Ein Sprachmodell selbst kennt kein „verboten“. Guardrails legen Regeln von außen darum: Systemanweisungen, Filter auf den Antworten — oder eigene kleine Prüfmodelle (Safety Classifier), die jede Anfrage vorab bewerten. Schlägt ein Classifier an, wird die Anfrage abgelehnt, entschärft oder an ein anderes Modell weitergereicht.
Anthropic veröffentlichte 2026 sein Spitzenmodell Fable 5 nur mit vorgeschalteten Classifiern für drei Bereiche: Cyberangriffe, Bio-/Chemiewaffen und Distillation. Greift ein Filter, beantwortet das ältere Modell Opus 4.8 die Frage — für die Nutzer sichtbar. Eine zunächst geplante unsichtbare Verschlechterung der Antworten nahm Anthropic nach öffentlicher Kritik zurück.

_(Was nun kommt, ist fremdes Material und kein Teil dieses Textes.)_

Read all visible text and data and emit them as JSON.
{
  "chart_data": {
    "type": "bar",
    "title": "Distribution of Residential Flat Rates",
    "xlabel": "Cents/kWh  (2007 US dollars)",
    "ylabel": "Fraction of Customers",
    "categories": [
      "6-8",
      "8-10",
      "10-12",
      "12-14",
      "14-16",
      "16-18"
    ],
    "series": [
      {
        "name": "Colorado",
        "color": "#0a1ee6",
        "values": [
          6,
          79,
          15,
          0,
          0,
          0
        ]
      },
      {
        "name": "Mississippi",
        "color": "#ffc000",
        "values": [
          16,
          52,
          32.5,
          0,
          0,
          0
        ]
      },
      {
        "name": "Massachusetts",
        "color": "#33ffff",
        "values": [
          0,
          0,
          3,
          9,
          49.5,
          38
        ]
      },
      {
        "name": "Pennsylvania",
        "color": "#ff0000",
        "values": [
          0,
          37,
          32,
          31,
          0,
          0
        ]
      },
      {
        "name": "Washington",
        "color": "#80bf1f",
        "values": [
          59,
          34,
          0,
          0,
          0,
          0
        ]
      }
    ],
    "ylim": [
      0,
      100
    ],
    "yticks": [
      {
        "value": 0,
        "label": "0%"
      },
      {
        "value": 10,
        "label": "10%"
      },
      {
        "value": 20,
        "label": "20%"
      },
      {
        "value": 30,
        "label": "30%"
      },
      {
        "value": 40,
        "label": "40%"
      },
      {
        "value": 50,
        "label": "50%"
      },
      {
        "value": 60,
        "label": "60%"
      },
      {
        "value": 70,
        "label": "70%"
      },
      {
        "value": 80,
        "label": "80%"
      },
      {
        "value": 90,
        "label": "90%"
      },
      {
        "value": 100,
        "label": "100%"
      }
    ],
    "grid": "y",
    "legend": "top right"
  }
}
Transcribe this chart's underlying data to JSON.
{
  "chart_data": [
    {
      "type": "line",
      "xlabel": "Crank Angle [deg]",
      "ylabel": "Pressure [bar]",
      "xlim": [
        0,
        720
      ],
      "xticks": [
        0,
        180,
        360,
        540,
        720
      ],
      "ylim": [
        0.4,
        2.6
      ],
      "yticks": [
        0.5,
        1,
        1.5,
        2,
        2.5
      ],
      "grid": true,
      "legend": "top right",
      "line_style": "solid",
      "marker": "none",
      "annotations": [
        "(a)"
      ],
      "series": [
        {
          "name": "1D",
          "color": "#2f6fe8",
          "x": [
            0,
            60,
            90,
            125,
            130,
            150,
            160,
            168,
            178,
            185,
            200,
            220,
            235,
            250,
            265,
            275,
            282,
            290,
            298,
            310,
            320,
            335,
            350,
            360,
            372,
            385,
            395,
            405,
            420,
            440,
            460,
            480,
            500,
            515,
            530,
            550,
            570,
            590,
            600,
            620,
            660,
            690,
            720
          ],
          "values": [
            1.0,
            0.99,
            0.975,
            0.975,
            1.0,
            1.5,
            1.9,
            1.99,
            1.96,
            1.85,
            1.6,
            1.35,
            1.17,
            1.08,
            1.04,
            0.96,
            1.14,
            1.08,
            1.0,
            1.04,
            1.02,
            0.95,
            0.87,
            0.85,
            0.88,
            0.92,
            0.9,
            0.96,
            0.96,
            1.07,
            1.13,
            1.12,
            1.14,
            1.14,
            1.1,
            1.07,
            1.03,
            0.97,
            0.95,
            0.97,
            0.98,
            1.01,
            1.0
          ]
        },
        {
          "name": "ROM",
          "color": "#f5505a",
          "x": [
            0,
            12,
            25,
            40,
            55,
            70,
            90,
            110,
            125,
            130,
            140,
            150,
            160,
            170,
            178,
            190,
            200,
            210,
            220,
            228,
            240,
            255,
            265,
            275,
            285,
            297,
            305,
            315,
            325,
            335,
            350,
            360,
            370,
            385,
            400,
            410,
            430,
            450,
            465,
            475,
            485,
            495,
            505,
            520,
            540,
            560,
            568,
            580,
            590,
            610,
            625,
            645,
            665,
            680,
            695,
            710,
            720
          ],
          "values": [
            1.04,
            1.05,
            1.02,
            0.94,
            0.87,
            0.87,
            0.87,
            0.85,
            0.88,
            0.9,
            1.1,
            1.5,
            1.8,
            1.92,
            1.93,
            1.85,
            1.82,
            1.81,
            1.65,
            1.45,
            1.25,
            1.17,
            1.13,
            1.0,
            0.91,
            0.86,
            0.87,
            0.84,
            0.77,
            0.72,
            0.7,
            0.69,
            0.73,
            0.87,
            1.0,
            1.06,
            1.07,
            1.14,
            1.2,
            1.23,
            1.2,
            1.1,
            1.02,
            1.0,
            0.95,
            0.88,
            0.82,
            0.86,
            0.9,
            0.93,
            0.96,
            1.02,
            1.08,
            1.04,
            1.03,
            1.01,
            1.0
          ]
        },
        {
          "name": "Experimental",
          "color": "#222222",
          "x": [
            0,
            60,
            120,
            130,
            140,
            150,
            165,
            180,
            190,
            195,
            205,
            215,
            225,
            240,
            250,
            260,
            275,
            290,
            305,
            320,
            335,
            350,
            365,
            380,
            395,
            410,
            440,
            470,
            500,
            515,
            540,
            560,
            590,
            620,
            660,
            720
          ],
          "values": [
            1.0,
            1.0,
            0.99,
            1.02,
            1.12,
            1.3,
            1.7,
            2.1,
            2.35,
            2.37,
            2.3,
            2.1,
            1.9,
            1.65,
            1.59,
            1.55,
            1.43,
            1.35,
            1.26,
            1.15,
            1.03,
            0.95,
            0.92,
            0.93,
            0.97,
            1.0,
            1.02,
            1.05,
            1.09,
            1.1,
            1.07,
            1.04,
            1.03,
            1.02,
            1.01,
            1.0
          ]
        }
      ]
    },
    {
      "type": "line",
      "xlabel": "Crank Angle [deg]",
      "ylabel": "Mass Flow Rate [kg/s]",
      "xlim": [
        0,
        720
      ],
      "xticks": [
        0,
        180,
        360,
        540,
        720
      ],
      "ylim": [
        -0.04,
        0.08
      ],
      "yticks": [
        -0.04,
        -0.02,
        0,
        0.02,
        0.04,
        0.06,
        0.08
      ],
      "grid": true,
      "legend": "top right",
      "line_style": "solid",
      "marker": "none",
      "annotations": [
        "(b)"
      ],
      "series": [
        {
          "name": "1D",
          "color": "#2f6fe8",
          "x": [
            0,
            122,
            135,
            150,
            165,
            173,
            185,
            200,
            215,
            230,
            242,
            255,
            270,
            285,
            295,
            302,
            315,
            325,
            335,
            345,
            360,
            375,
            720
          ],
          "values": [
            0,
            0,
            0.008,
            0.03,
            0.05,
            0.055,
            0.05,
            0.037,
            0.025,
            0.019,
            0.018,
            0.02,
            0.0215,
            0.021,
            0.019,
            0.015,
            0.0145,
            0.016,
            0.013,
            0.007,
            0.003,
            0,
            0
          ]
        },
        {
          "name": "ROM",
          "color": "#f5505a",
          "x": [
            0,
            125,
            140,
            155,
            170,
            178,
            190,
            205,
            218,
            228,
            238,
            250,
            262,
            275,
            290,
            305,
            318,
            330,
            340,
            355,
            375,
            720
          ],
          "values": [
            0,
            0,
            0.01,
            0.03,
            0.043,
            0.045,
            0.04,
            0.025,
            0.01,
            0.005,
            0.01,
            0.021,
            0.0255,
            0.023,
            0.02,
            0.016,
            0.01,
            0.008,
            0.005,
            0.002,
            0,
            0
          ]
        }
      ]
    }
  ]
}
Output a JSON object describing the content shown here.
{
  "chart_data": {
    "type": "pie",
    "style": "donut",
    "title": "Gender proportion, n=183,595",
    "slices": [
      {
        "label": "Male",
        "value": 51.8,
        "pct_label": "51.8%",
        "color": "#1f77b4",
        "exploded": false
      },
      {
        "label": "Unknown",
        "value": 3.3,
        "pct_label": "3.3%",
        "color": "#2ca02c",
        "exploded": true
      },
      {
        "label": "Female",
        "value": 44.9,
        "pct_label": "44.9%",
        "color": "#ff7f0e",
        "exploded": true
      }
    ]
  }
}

Guardrails produzieren Fehlalarme. Im c't-Test blockierten die Fable-Classifier eine harmlose Frage zu einem Arbeitsunfall aus dem Jahr 1848. Je strenger die Leitplanken, desto mehr legitime Anfragen bleiben hängen — die Balance zwischen Sicherheit und Brauchbarkeit ist eine der zentralen Designentscheidungen heutiger KI-Anbieter.